SAWEA highlights the wind sector’s challenges to the Presidency
The sector has called for improved grid access and capacity, suggesting that grid planning should be integrated and contributions by the renewable industry considered, based on projects that are shovel ready.
Ahead of the South African President’s State of the Nation Address (SONA) 2022, the South African Wind Energy Association (SAWEA) engaged the broader wind power sector to highlight the challenges that industry is experiencing, for presentation to the Project Management’s Office of the Presidency. The focus included both challenges the industry is currently experiencing to execute unlicensed 100MW renewable energy projects, as well as other independent power projects.
“As government aims to roll out an additional 5GW of renewables in the next 12 months, this direct engagement with the President’s Office, has been a unique opportunity, as we have been able to directly present challenges and possible solutions orchestrated by our captains of industry,” said Mercia Grimbeek, Chair of SAWEA.

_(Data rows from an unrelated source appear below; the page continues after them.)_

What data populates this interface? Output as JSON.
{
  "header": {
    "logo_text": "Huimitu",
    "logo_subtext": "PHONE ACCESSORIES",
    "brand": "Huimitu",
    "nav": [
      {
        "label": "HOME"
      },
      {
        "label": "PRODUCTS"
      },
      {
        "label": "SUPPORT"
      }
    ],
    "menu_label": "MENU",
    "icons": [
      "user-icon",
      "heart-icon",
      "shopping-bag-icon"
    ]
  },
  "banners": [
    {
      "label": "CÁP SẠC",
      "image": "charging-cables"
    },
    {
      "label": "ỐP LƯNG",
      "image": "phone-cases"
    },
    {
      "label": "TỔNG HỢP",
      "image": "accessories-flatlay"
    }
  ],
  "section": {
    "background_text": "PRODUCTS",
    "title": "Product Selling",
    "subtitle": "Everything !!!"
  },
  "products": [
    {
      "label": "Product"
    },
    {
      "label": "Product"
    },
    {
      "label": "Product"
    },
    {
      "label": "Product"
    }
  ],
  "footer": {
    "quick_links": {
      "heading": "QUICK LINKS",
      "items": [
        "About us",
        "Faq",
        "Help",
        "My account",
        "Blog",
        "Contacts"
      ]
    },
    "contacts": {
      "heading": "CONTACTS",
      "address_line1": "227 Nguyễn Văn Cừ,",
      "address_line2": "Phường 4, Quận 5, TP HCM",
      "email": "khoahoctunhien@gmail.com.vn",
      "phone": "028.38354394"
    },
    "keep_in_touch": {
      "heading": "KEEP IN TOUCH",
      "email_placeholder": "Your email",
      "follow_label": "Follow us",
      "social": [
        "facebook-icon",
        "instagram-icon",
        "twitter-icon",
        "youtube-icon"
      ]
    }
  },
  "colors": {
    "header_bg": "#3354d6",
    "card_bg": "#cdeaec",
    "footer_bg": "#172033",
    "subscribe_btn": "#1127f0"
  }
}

Delays and halted bidding windows, is one of the greatest challenges highlighted by the industry, in relation to the REIPPP programme, as an inconsistent procurement timeline negatively impacts the continuous development and investment into industry. Furthermore, the inconsistent “start and stop” of REIPPPP impacts the growth rate for local manufacturing and the overall industrialisation opportunity that renewable energy presents.
This inconsistency results in financiers being risk averse because of concerns about future market access for energy. So, ideally we would like a market without risk of political intervention with an open market model, as lenders may require large scale security packages, such as Partial Credit Guarantees, to cover the risk of possible default and early termination making it less desirable for investment.
Furthermore, the sector also highlighted that the updated forecasting requirements impact the power pricing tariffs and there are identifiable gaps and inadequacies in how the penalties for deviation are calculated. To overcome this, it has been suggested that a local standard should be developed in collaboration with the buyer, Eskom, to ensure that it is more representative of the local market.
Improved grid access essential
The sector has called for improved grid access and capacity, suggesting that grid planning should be integrated and contributions by the renewable industry considered, based on projects that are shovel ready. This will ease out the existing grid constraints, as areas that support further development will be considered.
“Looking specifically at the Northern Cape and Western Cape grid, the current constraints are preventing large numbers of quality market ready projects due to the application of a stability factor, which specifically limits the uptake of renewable capacity on the grid,” added Grimbeek, also pointing out that the Northern Cape hosts significant wind resources and a number of shovel ready projects, which cannot be bid unless there is increased grid capacity in the region. This is also true for the Eastern Cape, which may be at risk of not being available to participate beyond BW6.
Addressing policy around the private power purchase agreements (PPAs), it has been highlighted that the 100MW reform requires unclear process and rules regarding licensing under the revised 100MW cap, to be clarified. Furthermore, the process related to municipal energy procurement needs to be streamlined, as currently there is a risk in having different processes for all municipalities.
“Industry has called for clarity on these projects, including grid capacity to allow for effective wheeling from high resourced areas and have suggested clearer rules and called for wheeling costs to be fixed and linked to the CPI over the initial PPA term,” concluded Grimbeek.